Heine's method is core to his paintings' appeal. They mark the latest development of a technique honed over years.

He begins with a digital image, manipulates it, transcribes it on to a silk-screen mesh and then pushes the paint through. The results vary and range from a double reversal that approximates a polygonal digital effect, with pixel-like squares of paint generated through the grid of mesh, to a smoother, more familiar painterly surface.

Heine's colour palette is horrendously excremental on first glance, with subjects including cars, streets and bodies barely discernibly amid the muck. Closer inspection reveals a more delicate engagement with colour and paint, accompanied by the irrelevance of figuration.

An intricate palette of abstract detail makes up the surface in a complex clarity that pushes out towards the viewer as highly textural and undeniably tactile.

His subject matter is not necessarily insignificant, however. These paintings have a particular urban flavour. The grit, viscosity and depth of the paint suits the urban experience. They can be thought of as scenes viewed through mesh, like a sunlit city street through a fly-screen door, as David Bromfield describes as their source of inspiration.

The painting Urban Philosophy 11 - Inversion 243 could easily be an artistic response to the J.G. Ballard novel Crash. An image of a distorted, bent-up car is overlayed with a sketch of a copulating couple and both images are doubled in the style of Andy Warhol's Saturday Night Disaster series. Like in the novel, the painting compounds human sexuality with the thrill of the machine, speed, collision, trauma and psychological disarray.

The key to thinking about these paintings, however, is Heine's extensive engagement with experimental performance art. He is intimate with paint as a medium for performance. This is testified by one work in the exhibition, Function No.7 in three movements.

On the floor at the entry of the gallery sits a paint-splattered suitcase which is used as a projection surface. The video documents a performance at the International Triennial of Extended Media this year in Belgrade. In it Heine wears the suitcase, becoming an obscure hybrid of human and luggage.

An assistant pours paint through a funnel into the case and Heine shouts legible and illegible words through another funnel and becomes physically animated as he is coated with the cheap, local, toxic paint.

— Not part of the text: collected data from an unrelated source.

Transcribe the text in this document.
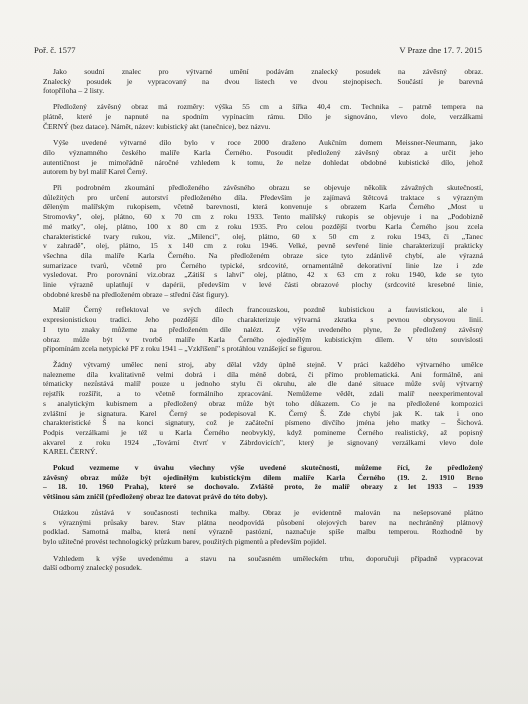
Poř. č. 1577	V Praze dne 17. 7. 2015
Jako soudní znalec pro výtvarné umění podávám znalecký posudek na závěsný obraz.
Znalecký posudek je vypracovaný na dvou listech ve dvou stejnopisech. Součástí je barevná
fotopříloha – 2 listy.
Předložený závěsný obraz má rozměry: výška 55 cm a šířka 40,4 cm. Technika – patrně tempera na
plátně, které je napnuté na spodním vypínacím rámu. Dílo je signováno, vlevo dole, verzálkami
ČERNÝ (bez datace). Námět, název: kubistický akt (tanečnice), bez názvu.
Výše uvedené výtvarné dílo bylo v roce 2000 draženo Aukčním domem Meissner-Neumann, jako
dílo významného českého malíře Karla Černého. Posoudit předložený závěsný obraz a určit jeho
autentičnost je mimořádně náročné vzhledem k tomu, že nelze dohledat obdobné kubistické dílo, jehož
autorem by byl malíř Karel Černý.
Při podrobném zkoumání předloženého závěsného obrazu se objevuje několik závažných skutečností,
důležitých pro určení autorství předloženého díla. Především je zajímavá štětcová traktace s výrazným
děleným malířským rukopisem, včetně barevnosti, která konvenuje s obrazem Karla Černého „Most u
Stromovky", olej, plátno, 60 x 70 cm z roku 1933. Tento malířský rukopis se objevuje i na „Podobizně
mé matky", olej, plátno, 100 x 80 cm z roku 1935. Pro celou pozdější tvorbu Karla Černého jsou zcela
charakteristické tvary rukou, viz. „Milenci", olej, plátno, 60 x 50 cm z roku 1943, či „Tanec
v zahradě", olej, plátno, 15 x 140 cm z roku 1946. Velké, pevně sevřené linie charakterizují prakticky
všechna díla malíře Karla Černého. Na předloženém obraze sice tyto zdánlivě chybí, ale výrazná
sumarizace tvarů, včetně pro Černého typické, srdcovité, ornamentálně dekorativní linie lze i zde
vysledovat. Pro porovnání viz.obraz „Zátiší s lahví" olej, plátno, 42 x 63 cm z roku 1940, kde se tyto
linie výrazně uplatňují v dapérii, především v levé části obrazové plochy (srdcovité kresebné linie,
obdobné kresbě na předloženém obraze – střední část figury).
Malíř Černý reflektoval ve svých dílech francouzskou, pozdně kubistickou a fauvistickou, ale i
expresionistickou tradici. Jeho pozdější dílo charakterizuje výtvarná zkratka s pevnou obrysovou linií.
I tyto znaky můžeme na předloženém díle nalézt. Z výše uvedeného plyne, že předložený závěsný
obraz může být v tvorbě malíře Karla Černého ojedinělým kubistickým dílem. V této souvislosti
připomínám zcela netypické PF z roku 1941 – „Vzkříšení" s protáhlou vznášející se figurou.
Žádný výtvarný umělec není stroj, aby dělal vždy úplně stejně. V práci každého výtvarného umělce
nalezneme díla kvalitativně velmi dobrá i díla méně dobrá, či přímo problematická. Ani formálně, ani
tématicky nezůstává malíř pouze u jednoho stylu či okruhu, ale dle dané situace může svůj výtvarný
rejstřík rozšířit, a to včetně formálního zpracování. Nemůžeme vědět, zdali malíř neexperimentoval
s analytickým kubismem a předložený obraz může být toho důkazem. Co je na předložené kompozici
zvláštní je signatura. Karel Černý se podepisoval K. Černý Š. Zde chybí jak K. tak i ono
charakteristické Š na konci signatury, což je začáteční písmeno dívčího jména jeho matky – Šichová.
Podpis verzálkami je též u Karla Černého neobvyklý, když pomineme Černého realistický, až popisný
akvarel z roku 1924 „Tovární čtvrť v Zábrdovicích", který je signovaný verzálkami vlevo dole
KAREL ČERNÝ.
Pokud vezmeme v úvahu všechny výše uvedené skutečnosti, můžeme říci, že předložený
závěsný obraz může být ojedinělým kubistickým dílem malíře Karla Černého (19. 2. 1910 Brno
– 18. 10. 1960 Praha), které se dochovalo. Zvláště proto, že malíř obrazy z let 1933 – 1939
většinou sám zničil (předložený obraz lze datovat právě do této doby).
Otázkou zůstává v současnosti technika malby. Obraz je evidentně malován na nešepsované plátno
s výraznými průsaky barev. Stav plátna neodpovídá působení olejových barev na nechráněný plátnový
podklad. Samotná malba, která není výrazně pastózní, naznačuje spíše malbu temperou. Rozhodně by
bylo užitečné provést technologický průzkum barev, použitých pigmentů a především pojidel.
Vzhledem k výše uvedenému a stavu na současném uměleckém trhu, doporučuji případně vypracovat
další odborný znalecký posudek.
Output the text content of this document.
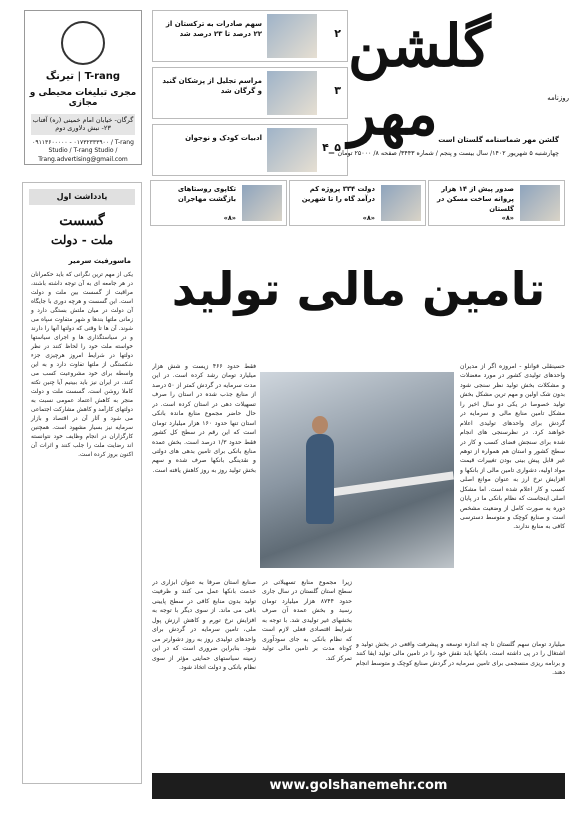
تیرنگ | T-rang
مجری تبلیغات محیطی و مجازی
گرگان- خیابان امام خمینی (ره) آفتاب ۲۳- نبش دلاوری دوم
۰۹۱۱۳۶۰۰۰۰۰ - ۰۱۷۳۲۳۳۳۹۰۰ / T-rang Studio / T-rang Studio / Trang.advertising@gmail.com
۲
سهم صادرات به ترکستان از ۲۲ درصد تا ۲۳ درصد شد
۳
مراسم تجلیل از پزشکان گنبد و گرگان شد
۴_۵
ادبیات کودک و نوجوان
گلشن مهر	روزنامه
گلشن مهر شماسنامه گلستان است
چهارشنبه ۵ شهریور ۱۴۰۲/ سال بیست و پنجم / شماره ۳۴۴۳/ صفحه ۸/ ۲۵۰۰۰ تومان
صدور پیش از ۱۴ هزار پروانه ساخت مسکن در گلستان
«۸»
دولت ۳۳۴ پروژه کم درآمد گاه را تا شهرین
«۸»
تکاپوی روستاهای بازگشت مهاجران
«۸»
یادداشت اول
گسست
ملت - دولت
ماسورفیث سرمیر
یکی از مهم ترین نگرانی که باید حکمرانان در هر جامعه ای به آن توجه داشته باشند، مراقبت از گسست بین ملت و دولت است. این گسست و هرچه دوری با جایگاه آن دولت در میان ملتش بستگی دارد و زمانی ملتها بندها و شهر متفاوت سپاه می شوند. آن ها تا وقتی که دولتها آنها را دارند و در سیاستگذاری ها و اجرای سیاستها خواسته ملت خود را لحاظ کنند در نظر دولتها در شرایط امروز هرچیزی جزء شکستگی از ملتها تفاوت دارد و به این واسطه برای خود مشروعیت کسب می کنند. در ایران نیز باید ببینیم آیا چنین نکته کاملا روشن است. گسست ملت و دولت منجر به کاهش اعتماد عمومی نسبت به دولتهای کارآمد و کاهش مشارکت اجتماعی می شود و آثار آن در اقتصاد و بازار سرمایه نیز بسیار مشهود است. همچنین کارگزاران در انجام وظایف خود نتوانسته اند رضایت ملت را جلب کنند و اثرات آن اکنون بروز کرده است.
تامین مالی تولید
حسینقلی قوانلو - امروزه اگر از مدیران واحدهای تولیدی کشور در مورد معضلات و مشکلات بخش تولید نظر سنجی شود بدون شک اولین و مهم ترین مشکل بخش تولید خصوصا در یکی دو سال اخیر را مشکل تامین منابع مالی و سرمایه در گردش برای واحدهای تولیدی اعلام خواهند کرد. در نظرسنجی های انجام شده برای سنجش فضای کسب و کار در سطح کشور و استان هم همواره از توهم غیر قابل پیش بینی بودن تغییرات قیمت مواد اولیه، دشواری تامین مالی از بانکها و افزایش نرخ ارز به عنوان موانع اصلی کسب و کار اعلام شده است. اما مشکل اصلی اینجاست که نظام بانکی ما در پایان دوره به صورت کامل از وضعیت مشخص است و صنایع کوچک و متوسط دسترسی کافی به منابع ندارند.
فقط حدود ۴۶۶ زیست و شش هزار میلیارد تومان رشد کرده است. در این مدت سرمایه در گردش کمتر از ۵۰ درصد از منابع جذب شده در استان را صرف تسهیلات دهی در استان کرده است. در حال حاضر مجموع منابع مانده بانکی استان تنها حدود ۱۶۰ هزار میلیارد تومان است که این رقم در سطح کل کشور فقط حدود ۱/۳ درصد است. بخش عمده منابع بانکی برای تامین بدهی های دولتی و نقدینگی بانکها صرف شده و سهم بخش تولید روز به روز کاهش یافته است.
صنایع استان صرفا به عنوان ابزاری در خدمت بانکها عمل می کنند و ظرفیت تولید بدون منابع کافی در سطح پایینی باقی می ماند. از سوی دیگر با توجه به افزایش نرخ تورم و کاهش ارزش پول ملی، تامین سرمایه در گردش برای واحدهای تولیدی روز به روز دشوارتر می شود. بنابراین ضروری است که در این زمینه سیاستهای حمایتی مؤثر از سوی نظام بانکی و دولت اتخاذ شود.
میلیارد تومان سهم گلستان تا چه اندازه توسعه و پیشرفت واقعی در بخش تولید و اشتغال را در پی داشته است. بانکها باید نقش خود را در تامین مالی تولید ایفا کنند و برنامه ریزی منسجمی برای تامین سرمایه در گردش صنایع کوچک و متوسط انجام دهند.
زیرا مجموع منابع تسهیلاتی در سطح استان گلستان در سال جاری حدود ۸۷۴۴ هزار میلیارد تومان رسید و بخش عمده آن صرف بخشهای غیر تولیدی شد. با توجه به شرایط اقتصادی فعلی لازم است که نظام بانکی به جای سودآوری کوتاه مدت بر تامین مالی تولید تمرکز کند.
www.golshanemehr.com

As with most of his performances, the visceral element strikes the viewer. In this instance it is the thick wetness of the paint and the thought of its contact with the skin and its inevitable intrusion into ears, nose and mouth.

Heine emerges from the suitcase looking like the surface of his paintings, very literally collapsing any distinction between his art and his body.

Such performance is washed up from the experimental arts of the 1960s and 70s where paint spills in all manner of ways beyond the canvas and the body is often brutally involved. This approach is the antithesis to conventional theatre pieces as utterly raw, unrehearsed and unpredictable.

The reversed iconography paintings are an orderly alternative to these performances, although they can easily be read as performative in and of themselves. The gesture of pushing paint cannot be separated from their materiality.

Intimacy with paint is rarely foregone in Heine's art.

Reverse Iconography is showing at Melody Smith Gallery, 69 Oats Street, Carlisle, until November 16.